Security flaws are the most pervasive form of software errors today. This project proposes to design and implement DOC: a Defensive Optimizing Compiler for both C and Java that will employ aggressive optimizations and defend code against the coding errors listed in “The 2011 CWE/SANS Top 25 Most Dangerous Software Errors” referred to hereon as MITRE-25. In addition to being an optimizing compiler in the traditional sense, DOC is defensive by its ability to prevent security flaws by halting execution when a MITRE-25 error is unavoidable.

We expect DOC to be useful to the entire community of software developers as it will considerably improve performance while also significantly enhancing security. Any code “exposed” to the outside world, e.g., web applications, database programs, and networking code, would benefit from DOC by being verified and optimized.

A compiler such as DOC is out of reach today because of the complexity of program analysis required to attain it. Current compiler optimizations build upon sophisticated and fast program analysis, and solve, in as much as possible, polynomial-time problems. Suppose, however, that we had at our disposal an oracle to perform highly complex analysis. Armed with such an oracle, we should be able to construct a defensive compiler. The parent  DARPA program  envisions building such  an oracle – a complete program verification can supply one with constructs, such as invariants and ranking functions, which are infeasible to compute using the limited program analysis in current compilers. With full proofs and their artifacts, a much deeper program analysis is obtained which can considerably expand the reach of currently available optimizations.

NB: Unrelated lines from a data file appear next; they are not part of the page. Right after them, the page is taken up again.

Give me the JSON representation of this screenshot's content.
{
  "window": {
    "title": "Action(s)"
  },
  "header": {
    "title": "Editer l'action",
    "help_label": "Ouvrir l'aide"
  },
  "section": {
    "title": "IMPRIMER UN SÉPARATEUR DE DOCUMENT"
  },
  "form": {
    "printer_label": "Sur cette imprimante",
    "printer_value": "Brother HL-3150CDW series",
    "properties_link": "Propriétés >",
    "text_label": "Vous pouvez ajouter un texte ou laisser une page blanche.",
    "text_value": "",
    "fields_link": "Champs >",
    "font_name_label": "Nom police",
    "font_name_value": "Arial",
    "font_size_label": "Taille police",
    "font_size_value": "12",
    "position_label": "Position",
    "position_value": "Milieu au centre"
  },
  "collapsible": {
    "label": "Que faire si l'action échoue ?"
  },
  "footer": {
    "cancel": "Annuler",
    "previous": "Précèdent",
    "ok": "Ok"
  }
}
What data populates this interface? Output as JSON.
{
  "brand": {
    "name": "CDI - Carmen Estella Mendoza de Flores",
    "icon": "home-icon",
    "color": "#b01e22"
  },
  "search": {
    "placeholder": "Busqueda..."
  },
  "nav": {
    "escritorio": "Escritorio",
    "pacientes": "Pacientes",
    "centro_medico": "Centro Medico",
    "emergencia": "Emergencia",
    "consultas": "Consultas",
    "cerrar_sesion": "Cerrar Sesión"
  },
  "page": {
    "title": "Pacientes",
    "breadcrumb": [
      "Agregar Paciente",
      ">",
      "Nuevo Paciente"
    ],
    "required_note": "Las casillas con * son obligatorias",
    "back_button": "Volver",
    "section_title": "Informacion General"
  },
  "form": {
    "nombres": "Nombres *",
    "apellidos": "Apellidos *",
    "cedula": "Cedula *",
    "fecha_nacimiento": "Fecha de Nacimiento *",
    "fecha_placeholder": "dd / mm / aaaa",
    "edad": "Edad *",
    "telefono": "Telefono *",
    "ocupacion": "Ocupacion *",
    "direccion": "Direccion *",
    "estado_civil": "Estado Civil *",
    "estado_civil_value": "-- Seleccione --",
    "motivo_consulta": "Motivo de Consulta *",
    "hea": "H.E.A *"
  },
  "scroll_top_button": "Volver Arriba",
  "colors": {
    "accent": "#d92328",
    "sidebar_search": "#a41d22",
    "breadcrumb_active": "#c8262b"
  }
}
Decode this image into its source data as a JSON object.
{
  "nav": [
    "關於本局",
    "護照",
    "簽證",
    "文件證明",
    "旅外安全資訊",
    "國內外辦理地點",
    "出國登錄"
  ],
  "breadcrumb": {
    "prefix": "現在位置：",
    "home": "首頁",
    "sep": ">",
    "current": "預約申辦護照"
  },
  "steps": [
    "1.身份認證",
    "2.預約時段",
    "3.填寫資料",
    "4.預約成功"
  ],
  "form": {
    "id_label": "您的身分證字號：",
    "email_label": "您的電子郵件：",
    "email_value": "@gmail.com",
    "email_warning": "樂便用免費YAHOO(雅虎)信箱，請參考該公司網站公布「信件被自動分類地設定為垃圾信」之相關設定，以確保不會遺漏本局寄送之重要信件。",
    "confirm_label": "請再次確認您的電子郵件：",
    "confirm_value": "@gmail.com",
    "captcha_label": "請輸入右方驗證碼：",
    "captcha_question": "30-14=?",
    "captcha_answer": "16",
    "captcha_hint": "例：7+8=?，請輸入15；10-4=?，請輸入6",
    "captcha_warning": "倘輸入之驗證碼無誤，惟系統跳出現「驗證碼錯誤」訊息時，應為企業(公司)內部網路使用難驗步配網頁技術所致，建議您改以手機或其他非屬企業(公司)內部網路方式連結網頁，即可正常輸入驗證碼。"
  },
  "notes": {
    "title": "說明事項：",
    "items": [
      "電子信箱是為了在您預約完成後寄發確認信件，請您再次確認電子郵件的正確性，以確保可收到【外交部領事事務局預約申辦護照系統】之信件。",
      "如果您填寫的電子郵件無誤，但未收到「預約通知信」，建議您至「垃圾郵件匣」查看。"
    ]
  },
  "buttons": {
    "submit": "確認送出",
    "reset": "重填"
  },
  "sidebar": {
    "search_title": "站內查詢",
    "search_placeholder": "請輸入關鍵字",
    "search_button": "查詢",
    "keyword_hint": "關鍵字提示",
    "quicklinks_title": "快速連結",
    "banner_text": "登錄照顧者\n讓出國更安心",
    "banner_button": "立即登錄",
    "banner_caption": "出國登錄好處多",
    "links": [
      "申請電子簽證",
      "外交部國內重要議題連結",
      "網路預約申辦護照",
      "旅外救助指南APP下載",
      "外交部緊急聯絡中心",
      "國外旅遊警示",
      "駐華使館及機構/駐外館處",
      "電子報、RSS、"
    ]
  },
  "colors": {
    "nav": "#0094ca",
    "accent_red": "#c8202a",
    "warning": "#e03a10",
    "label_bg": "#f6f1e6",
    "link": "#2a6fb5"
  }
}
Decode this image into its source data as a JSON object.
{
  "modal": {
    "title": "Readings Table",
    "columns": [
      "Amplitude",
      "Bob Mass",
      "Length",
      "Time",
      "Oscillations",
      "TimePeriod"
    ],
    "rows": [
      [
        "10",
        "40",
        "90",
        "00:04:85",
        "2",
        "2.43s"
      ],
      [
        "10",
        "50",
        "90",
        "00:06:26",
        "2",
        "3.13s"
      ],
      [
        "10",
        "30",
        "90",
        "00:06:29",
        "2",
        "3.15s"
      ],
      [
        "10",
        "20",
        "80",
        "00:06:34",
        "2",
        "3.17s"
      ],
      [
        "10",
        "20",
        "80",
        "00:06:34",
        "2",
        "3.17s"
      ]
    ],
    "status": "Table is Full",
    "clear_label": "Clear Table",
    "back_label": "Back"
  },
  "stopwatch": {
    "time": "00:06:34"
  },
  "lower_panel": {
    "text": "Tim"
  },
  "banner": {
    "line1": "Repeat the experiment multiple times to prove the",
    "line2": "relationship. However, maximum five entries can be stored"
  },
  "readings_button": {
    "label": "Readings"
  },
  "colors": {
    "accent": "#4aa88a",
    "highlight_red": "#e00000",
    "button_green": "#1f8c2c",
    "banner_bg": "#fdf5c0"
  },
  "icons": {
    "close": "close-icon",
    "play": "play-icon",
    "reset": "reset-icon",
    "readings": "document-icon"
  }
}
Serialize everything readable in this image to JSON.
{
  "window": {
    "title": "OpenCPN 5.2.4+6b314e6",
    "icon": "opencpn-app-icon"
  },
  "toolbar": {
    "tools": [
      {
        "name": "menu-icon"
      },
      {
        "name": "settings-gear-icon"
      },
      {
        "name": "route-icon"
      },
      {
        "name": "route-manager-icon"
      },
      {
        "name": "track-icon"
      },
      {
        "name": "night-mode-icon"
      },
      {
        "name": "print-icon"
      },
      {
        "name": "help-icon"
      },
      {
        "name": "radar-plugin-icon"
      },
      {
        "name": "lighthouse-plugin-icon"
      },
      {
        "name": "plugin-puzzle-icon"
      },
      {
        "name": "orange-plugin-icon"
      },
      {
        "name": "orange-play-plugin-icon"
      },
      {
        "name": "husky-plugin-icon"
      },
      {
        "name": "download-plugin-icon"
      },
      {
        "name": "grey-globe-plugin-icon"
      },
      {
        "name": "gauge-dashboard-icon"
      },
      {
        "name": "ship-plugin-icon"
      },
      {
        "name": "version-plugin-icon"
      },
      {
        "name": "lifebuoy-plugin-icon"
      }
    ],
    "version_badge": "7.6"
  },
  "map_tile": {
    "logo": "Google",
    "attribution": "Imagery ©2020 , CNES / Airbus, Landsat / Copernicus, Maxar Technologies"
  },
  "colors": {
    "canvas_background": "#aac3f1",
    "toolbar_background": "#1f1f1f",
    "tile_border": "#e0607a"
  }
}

We anticipate DOC to interact with the other efforts of the DARPA program by generating proof obligations whose verification would enable aggressive, non-trivial optimizations. Because of its aggressive optimizations, DOC will include a “translation validation” (TV) option that will, for each run, generate a proof of correctness that can be independently checked by any theorem prover. This is likely to be useful for safety-critical software where the cost of translation errors may be catastrophic.

DOC will be evaluated on large benchmark programs provided by DARPA and other widely- used open-source software. It will generate code that significantly outperforms code generated by current compilers. Our main metric is execution time and we expect DOC to offer significantly  large speed-ups compared to GCC with optimizations. For programs that require insertion of defensive code to run securely, DOC will generate code with a minimal number of security checks.